# Pleco died :(



## copperarabian (Apr 27, 2011)

He's been staying in my friends big tank and doing really well. Yesterday he suddenly started laying on his side, so I came over and he was placed into QT for a few hours. After going back into the tank he seemed a little better but then died over night. 

Old pic of him when he was 11"-12", when he died he was slightly over 14"










when he was a baby









and a random photo of him in his favorite spot


----------



## ManInBlack2010 (Sep 7, 2011)

what a handsom guy!!! i'm so sorry for your loss! how long did you have him?


----------



## SeaHorse (Dec 27, 2010)

What a beautiful Pleco. I'm sorry for your loss too. It's easy to get attached to a fish that you have had for a very long time and grown from a baby. 
Very nice pictures too!!


----------



## Sherlock23 (Oct 27, 2011)

Pretty guy! I am so sorry for your loss D:


----------



## sterlinggirl (Jan 17, 2012)

oh what a face.. so much character... im so sorry for your loss


----------



## willow (Sep 9, 2006)

sorry to hear that,sad day.


----------



## copperarabian (Apr 27, 2011)

ManInBlack2010 said:


> what a handsom guy!!! i'm so sorry for your loss! how long did you have him?
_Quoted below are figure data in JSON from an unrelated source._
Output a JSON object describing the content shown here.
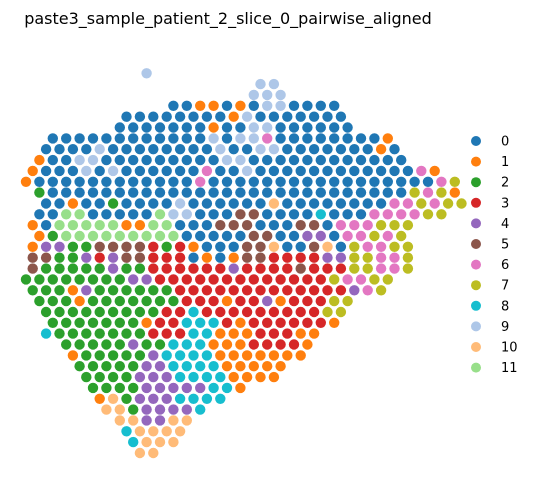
{
  "chart_data": {
    "type": "scatter",
    "title": "paste3_sample_patient_2_slice_0_pairwise_aligned",
    "xlabel": "",
    "ylabel": "",
    "axes_visible": false,
    "grid": false,
    "legend_placement": "right",
    "coordinate_note": "",
    "categories": [
      "0",
      "1",
      "2",
      "3",
      "4",
      "5",
      "6",
      "7",
      "8",
      "9",
      "10",
      "11"
    ],
    "colors": [
      "#1f77b4",
      "#ff7f0e",
      "#2ca02c",
      "#d62728",
      "#9467bd",
      "#8c564b",
      "#e377c2",
      "#bcbd22",
      "#17becf",
      "#aec7e8",
      "#ffbb78",
      "#98df8a"
    ],
    "xlim": [
      0,
      41
    ],
    "ylim": [
      0,
      42
    ],
    "rows": [
      [
        "9",
        18,
        "9"
      ],
      [
        "17.5",
        "9 9"
      ],
      [
        "17",
        "9 9 9"
      ],
      [
        "11",
        "0 0 1 1 0 1 0 9 9 0 0 0 0"
      ],
      [
        "7.5",
        "0 0 0 0 0 0 0 0 1 9 0 0 0 0 0 0 0"
      ],
      [
        "7",
        "0 0 0 0 0 0 0 1 0 0 9 9 0 0 0 0 0 0"
      ],
      [
        "2",
        "0 0 0 0 0 0 0 0 0 0 0 0 9 0 9 9 6 0 0 0 0 0 0 0 0 1"
      ],
      [
        "1.5",
        "0 0 0 0 9 0 0 0 0 0 0 0 0 9 0 0 9 9 0 0 0 0 0 0 0 1 0"
      ],
      [
        "1",
        "1 0 0 9 9 0 0 0 0 0 0 0 0 0 9 9 0 0 0 0 0 0 0 0 0 0 0 0"
      ],
      [
        "0.5",
        "1 0 0 0 9 0 9 0 0 0 0 0 0 6 0 0 9 0 0 0 0 0 0 0 0 0 0 0 0 6 1"
      ],
      [
        "0",
        "1 0 0 0 0 0 0 0 0 0 0 0 0 6 0 0 0 0 0 0 0 0 0 0 0 0 0 0 0 0 0 6 7"
      ],
      [
        "1",
        "2 0 0 0 0 0 0 0 0 0 0 0 0 0 0 0 0 0 0 0 0 0 0 0 0 0 0 0 7 6 7 1"
      ],
      [
        "1.5",
        "0 0 1 0 0 2 0 0 0 0 9 0 0 0 0 0 0 10 0 0 0 0 0 0 0 0 6 6 7 6 7 7"
      ],
      [
        "1",
        "0 0 11 11 0 0 0 0 0 11 9 9 0 0 0 5 5 0 0 0 0 8 0 0 0 6 6 6 6 7 7"
      ],
      [
        "0.5",
        "1 0 11 11 11 11 11 1 1 11 11 0 0 0 5 5 5 0 0 0 5 5 0 6 6 6 7 7 7"
      ],
      [
        "1",
        "1 2 11 11 11 11 11 11 11 11 11 0 0 0 0 0 5 5 0 0 4 4 0 6 6 7 6 7"
      ],
      [
        "0.5",
        "1 4 4 2 2 5 5 5 5 3 2 3 1 0 0 0 5 5 10 0 0 5 10 0 7 6 6 7 7"
      ],
      [
        "0.5",
        "5 5 2 2 4 3 4 5 5 3 3 3 0 1 0 1 5 5 3 3 3 3 4 4 7 7 6 6 7"
      ],
      [
        "0.5",
        "5 2 2 2 2 2 4 2 2 3 3 3 3 3 3 4 3 3 3 3 5 3 3 3 7 7 6 6 7"
      ],
      [
        "0",
        "2 2 2 2 2 2 2 2 4 4 3 3 3 3 3 3 3 3 3 3 3 3 3 7 6 6 7 7"
      ],
      [
        "0.5",
        "2 2 2 1 4 2 2 2 2 2 2 3 3 3 3 3 3 3 3 3 3 3 3 3 4 6 7"
      ],
      [
        "1",
        "2 2 2 1 2 2 2 2 2 2 2 3 3 3 1 3 3 4 1 3 3 3 7 7"
      ],
      [
        "1.5",
        "2 2 2 2 2 2 2 2 2 3 3 8 3 3 3 3 3 3 3 3 3 7 7"
      ],
      [
        "2",
        "2 2 2 2 2 2 2 1 3 3 8 8 8 3 1 3 3 3 3 3 3 1"
      ],
      [
        "1.5",
        "8 2 2 2 2 2 2 2 3 3 3 8 8 1 1 1 3 3 3 1 1"
      ],
      [
        "3",
        "2 2 2 2 2 4 2 2 8 8 8 1 1 1 3 3 3 3 1"
      ],
      [
        "3.5",
        "1 2 2 2 2 2 4 8 8 8 8 1 1 1 1 1 1 1"
      ],
      [
        "4",
        "2 2 2 2 2 4 4 8 8 8 8 1 1 1 1 1"
      ],
      [
        "4.5",
        "2 2 2 2 4 4 4 8 8 8 8 1 1 1 1"
      ],
      [
        "5",
        "2 2 2 2 4 4 4 4 4 8 8 1"
      ],
      [
        "5.5",
        "1 10 2 4 4 4 8 8 8 8"
      ],
      [
        "6",
        "10 10 2 4 4 4 4 8"
      ],
      [
        "7",
        "10 10 4 4 10 10"
      ],
      [
        "7.5",
        "8 10 10 10 10"
      ],
      [
        "8",
        "8 10 10 10"
      ],
      [
        "8.5",
        "10 10"
      ]
    ]
  }
}
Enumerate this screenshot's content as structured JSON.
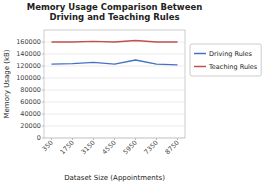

I had him for 10 years, and he's been in my friends tank for about half a year. 

Thanks everyone  I'll miss him but I'm also happy he got to spend the last part of his life in a big 75g rather then my 48g.


----------



## Olympia (Aug 25, 2011)

B'awh  poor guy.
Must say, that last picture where you can see the scale texture is amazing. They must have really thick skin.


----------



## willow (Sep 9, 2006)

yeah they do,it's really hard,


----------



## Romad (Jun 28, 2009)

Awwwww... sorry you lost your pleco. He had a good long life because he was well taken care of. 

I love the baby pic. What an expression!


----------



## MissPokemaster (Jan 18, 2012)

How sad. . . it's wonderful that you've had 10 years with him. I have a baby pleco that's growing up wonderfully, but I won't be able to take him with me when I leave in two years, )=

Did your guy have a name?


----------



## copperarabian (Apr 27, 2011)

yup, his name was Regiment


----------



## MissPokemaster (Jan 18, 2012)

copperarabian said:


> yup, his name was Regiment


Well. That's cooler then any of my fish's names! I totally love it!


----------



## Marlboroack (Jan 30, 2012)

Strange, usually really hard to kill Plecos. Sorry to hear he died


----------



## Sakura8 (May 12, 2011)

I'm so sorry Regiment died, Copper. He sure was a handsome guy with a cute face. You raised him well.


----------



## copperarabian (Apr 27, 2011)

Marlboroack said:


> Strange, usually really hard to kill Plecos. Sorry to hear he died


Yeah I found it strange too and he was only middle aged for a pleco. Probably if I had him at home I could of avoided it and if it happened treated him. 



> Sakura8 I'm so sorry Regiment died, Copper. He sure was a handsome guy with a cute face. You raised him well.


Kinda, I got him when I was little and didn't take the best care of my aquarium. When he was older he got much better care and a better diet.


----------



## Sakura8 (May 12, 2011)

You were little, you can be excused. And once you knew better, you took better care of him. So I rest my case. You raised him well.


----------